Было время, когда я опасался, что недалекие и недобрые люди могут использовать идеи Е. Л. о противостоянии Дивеева и Сиона в своих кровожадных целях. Сегодня я этого не боюсь: уж слишком явно даже самые неполиткорректные мысли Е. Л. не про то, про что Проханов или Дугин.
Собственно, главный «урок» моей встречи с Е. Л. в том, что учительной силой обладают не слова, а только и исключительно «целое»: говорящее (или молчащее) сквозь тебя бытие. И еще: самоочевидное не очевидно; понимание имеет не один и не два, а множество уровней; можно жить, совсем не думая о собственной выгоде; не следует мучительно искать ответы на вопросы, которых ты не задавал.
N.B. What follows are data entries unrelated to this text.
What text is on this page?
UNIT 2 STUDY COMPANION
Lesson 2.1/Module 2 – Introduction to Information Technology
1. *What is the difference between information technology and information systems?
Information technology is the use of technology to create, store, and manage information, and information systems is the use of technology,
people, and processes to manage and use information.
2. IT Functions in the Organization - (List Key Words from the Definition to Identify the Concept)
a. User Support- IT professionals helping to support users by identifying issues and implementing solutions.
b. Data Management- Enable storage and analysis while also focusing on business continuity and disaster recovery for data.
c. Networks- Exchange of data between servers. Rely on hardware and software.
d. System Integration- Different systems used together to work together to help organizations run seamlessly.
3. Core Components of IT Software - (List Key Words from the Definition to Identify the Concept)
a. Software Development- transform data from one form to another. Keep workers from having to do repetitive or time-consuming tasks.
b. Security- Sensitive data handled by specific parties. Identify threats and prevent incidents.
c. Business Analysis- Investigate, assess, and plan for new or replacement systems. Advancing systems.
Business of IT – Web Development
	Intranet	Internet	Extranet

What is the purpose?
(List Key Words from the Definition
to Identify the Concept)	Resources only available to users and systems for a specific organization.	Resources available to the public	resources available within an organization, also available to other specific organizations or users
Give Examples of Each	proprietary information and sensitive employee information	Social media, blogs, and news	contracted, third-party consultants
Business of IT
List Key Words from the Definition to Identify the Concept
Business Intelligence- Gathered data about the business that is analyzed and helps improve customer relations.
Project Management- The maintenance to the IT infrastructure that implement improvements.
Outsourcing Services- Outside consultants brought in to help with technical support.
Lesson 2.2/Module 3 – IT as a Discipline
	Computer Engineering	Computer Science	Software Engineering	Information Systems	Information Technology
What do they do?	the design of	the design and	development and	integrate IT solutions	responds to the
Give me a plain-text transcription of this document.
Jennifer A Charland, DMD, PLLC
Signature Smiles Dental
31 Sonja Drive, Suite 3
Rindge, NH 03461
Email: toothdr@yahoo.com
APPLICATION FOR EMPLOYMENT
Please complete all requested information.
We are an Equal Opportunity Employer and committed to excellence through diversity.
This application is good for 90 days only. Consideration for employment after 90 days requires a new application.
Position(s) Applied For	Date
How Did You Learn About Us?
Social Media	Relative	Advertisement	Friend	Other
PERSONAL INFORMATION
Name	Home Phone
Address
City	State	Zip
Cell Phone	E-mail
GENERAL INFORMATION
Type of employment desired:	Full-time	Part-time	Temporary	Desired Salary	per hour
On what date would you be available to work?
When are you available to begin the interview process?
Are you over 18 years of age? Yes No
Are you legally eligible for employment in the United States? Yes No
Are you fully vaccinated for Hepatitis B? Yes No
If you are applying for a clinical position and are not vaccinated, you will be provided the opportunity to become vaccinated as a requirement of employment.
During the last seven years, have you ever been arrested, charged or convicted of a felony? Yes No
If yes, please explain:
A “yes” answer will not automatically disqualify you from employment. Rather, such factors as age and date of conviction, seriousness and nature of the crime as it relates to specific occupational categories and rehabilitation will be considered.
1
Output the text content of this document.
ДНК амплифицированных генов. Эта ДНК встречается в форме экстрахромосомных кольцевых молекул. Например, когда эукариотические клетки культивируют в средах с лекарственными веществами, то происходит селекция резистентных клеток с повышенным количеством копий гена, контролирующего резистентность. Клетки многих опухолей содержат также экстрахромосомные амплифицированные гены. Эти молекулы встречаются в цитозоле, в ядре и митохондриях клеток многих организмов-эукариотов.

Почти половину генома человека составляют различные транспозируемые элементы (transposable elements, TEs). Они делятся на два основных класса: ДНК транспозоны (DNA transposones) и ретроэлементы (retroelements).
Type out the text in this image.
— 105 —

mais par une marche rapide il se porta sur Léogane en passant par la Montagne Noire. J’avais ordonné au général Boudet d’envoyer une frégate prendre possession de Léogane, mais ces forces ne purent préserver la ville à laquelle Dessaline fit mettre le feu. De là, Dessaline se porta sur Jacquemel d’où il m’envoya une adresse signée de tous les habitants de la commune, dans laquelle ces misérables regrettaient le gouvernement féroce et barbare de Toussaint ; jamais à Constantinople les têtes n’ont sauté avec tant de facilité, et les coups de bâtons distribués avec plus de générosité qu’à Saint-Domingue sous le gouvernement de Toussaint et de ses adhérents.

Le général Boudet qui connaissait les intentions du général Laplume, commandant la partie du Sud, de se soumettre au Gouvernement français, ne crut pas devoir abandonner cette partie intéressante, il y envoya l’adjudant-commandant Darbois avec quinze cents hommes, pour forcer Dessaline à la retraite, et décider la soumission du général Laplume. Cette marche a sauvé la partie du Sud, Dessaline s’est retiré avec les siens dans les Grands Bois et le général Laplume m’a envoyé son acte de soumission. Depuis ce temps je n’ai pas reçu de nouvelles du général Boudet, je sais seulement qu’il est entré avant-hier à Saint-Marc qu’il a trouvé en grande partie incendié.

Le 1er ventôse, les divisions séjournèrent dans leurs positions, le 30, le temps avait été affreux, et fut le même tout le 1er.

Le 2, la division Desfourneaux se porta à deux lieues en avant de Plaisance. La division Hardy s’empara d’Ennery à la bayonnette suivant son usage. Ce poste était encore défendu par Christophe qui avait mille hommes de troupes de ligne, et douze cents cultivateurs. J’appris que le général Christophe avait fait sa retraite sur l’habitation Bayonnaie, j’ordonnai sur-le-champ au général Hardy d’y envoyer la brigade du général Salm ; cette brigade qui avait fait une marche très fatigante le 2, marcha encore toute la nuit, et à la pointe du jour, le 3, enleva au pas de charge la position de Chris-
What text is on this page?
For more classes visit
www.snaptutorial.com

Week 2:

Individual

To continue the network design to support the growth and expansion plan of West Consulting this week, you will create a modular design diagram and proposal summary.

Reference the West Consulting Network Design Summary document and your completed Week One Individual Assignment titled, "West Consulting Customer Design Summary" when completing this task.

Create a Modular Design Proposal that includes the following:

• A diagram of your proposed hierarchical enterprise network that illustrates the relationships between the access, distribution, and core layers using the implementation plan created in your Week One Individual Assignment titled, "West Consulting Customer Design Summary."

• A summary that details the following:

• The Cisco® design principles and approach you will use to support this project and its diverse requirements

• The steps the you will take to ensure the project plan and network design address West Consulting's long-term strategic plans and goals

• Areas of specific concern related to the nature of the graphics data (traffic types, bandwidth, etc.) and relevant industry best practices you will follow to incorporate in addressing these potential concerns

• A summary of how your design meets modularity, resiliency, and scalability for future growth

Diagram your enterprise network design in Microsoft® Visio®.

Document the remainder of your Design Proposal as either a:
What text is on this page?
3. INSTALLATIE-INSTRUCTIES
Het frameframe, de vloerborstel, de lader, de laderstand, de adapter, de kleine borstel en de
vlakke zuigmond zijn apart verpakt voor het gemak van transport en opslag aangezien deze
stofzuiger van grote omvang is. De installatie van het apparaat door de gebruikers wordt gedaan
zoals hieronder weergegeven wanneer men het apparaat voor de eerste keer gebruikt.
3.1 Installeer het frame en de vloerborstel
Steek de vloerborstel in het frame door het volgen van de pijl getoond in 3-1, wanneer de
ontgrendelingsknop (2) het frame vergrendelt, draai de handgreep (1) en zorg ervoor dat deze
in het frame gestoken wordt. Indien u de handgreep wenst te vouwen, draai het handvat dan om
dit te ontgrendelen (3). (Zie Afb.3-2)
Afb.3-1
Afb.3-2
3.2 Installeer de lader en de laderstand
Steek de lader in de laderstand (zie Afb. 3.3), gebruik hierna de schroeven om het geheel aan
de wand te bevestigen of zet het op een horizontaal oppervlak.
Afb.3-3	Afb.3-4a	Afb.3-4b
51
Не «что», а «кто», не «Что есть истина?», а «Кто есть истина?» — вот фундаментальная ошибка Пилата.
Такие непохожие (и, более того, недолюбливавшие друг друга) писатели, как Набоков и Пастернак (Е. Л., кстати сказать, с большой теплотой относился и к тому и к другому), не сговариваясь, считали одним из главных зол, угрожающих свободному человеческому таланту, — пошлость. Оба, как умели, пытались этому злу противостоять. Явным и неявным противостоянием пошлости было и все то, что делал Е. Л. Особенно если понимать пошлость так, как ее определил Флоренский: «Пошлость есть не что иное как плоскость, иначе говоря, скольжение по поверхности, рассматривание явлений в отрыве от их метафизических корней».
Иногда (редко) я вижу Е. Л. во сне: как будто я иду по нашему юго-западному леску и встречаю его, или вхожу к нему в комнату, или у нас. Это всегда счастливые сны. Просыпаешься бодрым и обнадеженным.
Е. Л. умер в 1997 году. От третьего инфаркта. У себя дома перед образом св. Иоанна Богослова, в той самой комнате, куда я с такой любовью и робостью входил сначала мальчиком, потом юношей, а потом лысеющим дядей с бородой, как у Евгения Львовича.